In Frank’s opinion there are three things wrong with the mass-produced ax handles normally sold in hardware stores: “They’re sawed out. They’re kiln-dried, and that makes them brittle so they break easy. And they cost too much.”
Frank sells his handles directly to customers who come to him, eliminating the middleman’s share. He has all the orders he can keep up with, and demonstrates his skill at fairs and expositions.
“I shaved handles at an arts and crafts festival down in Madison,” he said. “They had a trophy. They gave it to me when we were done. An artist alongside me said, ‘I sure was after that trophy, Frank.’ I told him, `Well, I didn’t even know there was a trophy.’ That’s the way it goes, I guess. If you’re working for trophies, you likely won’t get ‘em. If you’re working for the work, maybe you will.”
Our handles were finished. His knife had shaved them so smooth that no sanding was necessary. I held them together; they were within an eighth of an inch of being identical. This master craftsman charged us less than half what we would have paid for store-bought handles.
Frank rewarded his labors by hand-rolling
His chickens his claque, David Ort fiddles in the mellow light of after-chore hours (left). “You have to be away from machinery to find a peaceful existence,” he says, and so the Orts chose a life of no conveniences. By mid-May their organic garden has already produced a healthy crop for Cindy to harvest (right). A dam now being built will back a new lake to within a mile. “That’s too close,” says Ort, thinking of yet another spot for seclusion.
I asked if he had come by his limp through a woodcutting accident. No, he said, his leg and back were bent by infantile paralysis when he was young. Suddenly I understood why he hadn’t been able to walk to school 47 years ago. “A doctor looked at me not long ago,” he said with a grin. “Told me he didn’t see how I’d ever been able to do a day’s work in my life.”
iIKE GENERATIONS of southern Indiana natives, Frank has survived on his knowledge of wood. Hardwood is one of the major resources of this region, where trees cover about half of the land.

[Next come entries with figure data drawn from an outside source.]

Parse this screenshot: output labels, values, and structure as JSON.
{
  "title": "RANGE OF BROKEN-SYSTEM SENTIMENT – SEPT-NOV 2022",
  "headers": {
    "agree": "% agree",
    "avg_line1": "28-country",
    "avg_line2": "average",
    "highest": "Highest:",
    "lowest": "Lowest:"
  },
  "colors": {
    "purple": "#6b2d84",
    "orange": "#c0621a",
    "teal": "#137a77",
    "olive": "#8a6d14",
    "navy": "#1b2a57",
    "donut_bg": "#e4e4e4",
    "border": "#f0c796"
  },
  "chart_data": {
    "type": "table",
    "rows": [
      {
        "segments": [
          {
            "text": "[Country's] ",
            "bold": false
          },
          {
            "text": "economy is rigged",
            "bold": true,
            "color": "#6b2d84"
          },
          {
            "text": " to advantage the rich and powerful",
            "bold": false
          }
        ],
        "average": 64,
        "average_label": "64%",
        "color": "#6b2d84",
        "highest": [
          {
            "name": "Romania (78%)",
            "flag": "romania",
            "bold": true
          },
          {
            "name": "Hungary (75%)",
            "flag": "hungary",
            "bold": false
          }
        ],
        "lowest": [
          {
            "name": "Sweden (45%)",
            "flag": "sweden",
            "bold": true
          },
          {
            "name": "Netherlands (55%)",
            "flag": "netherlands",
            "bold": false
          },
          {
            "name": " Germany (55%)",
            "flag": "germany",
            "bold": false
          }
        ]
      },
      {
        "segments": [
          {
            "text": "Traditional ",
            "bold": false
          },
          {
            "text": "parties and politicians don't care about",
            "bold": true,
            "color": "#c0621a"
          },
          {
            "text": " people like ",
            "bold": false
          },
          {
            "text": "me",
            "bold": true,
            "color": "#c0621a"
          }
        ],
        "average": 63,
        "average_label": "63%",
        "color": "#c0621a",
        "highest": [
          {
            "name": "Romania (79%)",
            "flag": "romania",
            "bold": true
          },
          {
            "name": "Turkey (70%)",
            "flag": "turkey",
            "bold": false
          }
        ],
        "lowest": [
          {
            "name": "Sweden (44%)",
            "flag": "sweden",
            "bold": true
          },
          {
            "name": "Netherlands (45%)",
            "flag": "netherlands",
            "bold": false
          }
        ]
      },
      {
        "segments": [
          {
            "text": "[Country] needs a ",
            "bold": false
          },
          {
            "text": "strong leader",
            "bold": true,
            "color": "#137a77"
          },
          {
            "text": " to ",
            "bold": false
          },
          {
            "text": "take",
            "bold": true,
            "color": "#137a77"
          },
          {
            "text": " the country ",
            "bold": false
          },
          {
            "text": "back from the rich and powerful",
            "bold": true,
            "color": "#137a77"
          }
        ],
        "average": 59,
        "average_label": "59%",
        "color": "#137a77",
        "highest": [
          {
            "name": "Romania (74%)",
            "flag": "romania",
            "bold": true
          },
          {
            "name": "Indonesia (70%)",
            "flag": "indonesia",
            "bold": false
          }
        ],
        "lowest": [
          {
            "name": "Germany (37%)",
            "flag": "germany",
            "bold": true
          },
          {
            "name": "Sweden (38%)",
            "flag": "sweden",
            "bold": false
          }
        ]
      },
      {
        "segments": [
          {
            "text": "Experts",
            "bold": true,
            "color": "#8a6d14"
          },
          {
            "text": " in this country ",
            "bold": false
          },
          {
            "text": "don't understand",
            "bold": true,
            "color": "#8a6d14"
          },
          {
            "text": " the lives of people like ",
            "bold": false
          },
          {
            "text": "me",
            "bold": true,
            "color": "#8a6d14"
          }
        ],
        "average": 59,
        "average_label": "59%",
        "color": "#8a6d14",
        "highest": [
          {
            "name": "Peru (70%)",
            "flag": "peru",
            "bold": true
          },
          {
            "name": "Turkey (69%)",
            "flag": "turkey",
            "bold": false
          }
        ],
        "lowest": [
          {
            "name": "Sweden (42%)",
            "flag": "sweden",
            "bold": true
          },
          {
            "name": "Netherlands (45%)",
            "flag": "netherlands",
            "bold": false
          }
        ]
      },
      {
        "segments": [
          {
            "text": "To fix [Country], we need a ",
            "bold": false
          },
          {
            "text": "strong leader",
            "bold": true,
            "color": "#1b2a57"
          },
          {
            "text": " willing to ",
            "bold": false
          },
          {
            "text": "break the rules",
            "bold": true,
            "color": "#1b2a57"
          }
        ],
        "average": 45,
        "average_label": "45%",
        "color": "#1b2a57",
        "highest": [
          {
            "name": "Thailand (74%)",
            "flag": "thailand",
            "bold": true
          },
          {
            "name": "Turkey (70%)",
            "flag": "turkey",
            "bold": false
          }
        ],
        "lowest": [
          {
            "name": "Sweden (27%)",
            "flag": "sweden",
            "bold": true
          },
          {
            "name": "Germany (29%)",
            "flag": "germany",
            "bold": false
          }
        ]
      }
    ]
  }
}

In Martin County wood proved to be the salvation a few years ago of an unusual community called Padanaram. I drove to France to visit the apartments in Paris, whose buildings of logs and rough-sawn lumber, dirt streets, bearded men, sheltered women, and active children suggest those of an American pioneer town (facing page). There are no television sets.
Yet Padanaram roars with modern technology. Large diesel-powered forklifts charge around the log yard, grabbing up hardwood logs. From the tin-roofed sawmill come rumblings, rattles and thumps, the metallic whine of high-speed saws, the yells and whistles of busy men, a yellow plume of sawdust, and stacks of graded lumber. An independent logger, waiting while his trailer rig was unloaded, shook his head in admiration and said, “It’s about the cuttin’est mill I know of.”
THE MILLION-DOLLAR-A-YEAR rented accommodation and the short stay apartments London it houses are the inspirations of 57-year-old Daniel Wright, who had been an itinerant preacher (below). The ideal of a self-sufficient utopian society is the motivation of Padanaram’s 140 citizens, and the closest thing, to a common religion. They speak fervently of their unique brotherhood and their freedom from the “inequalities” of the outside world.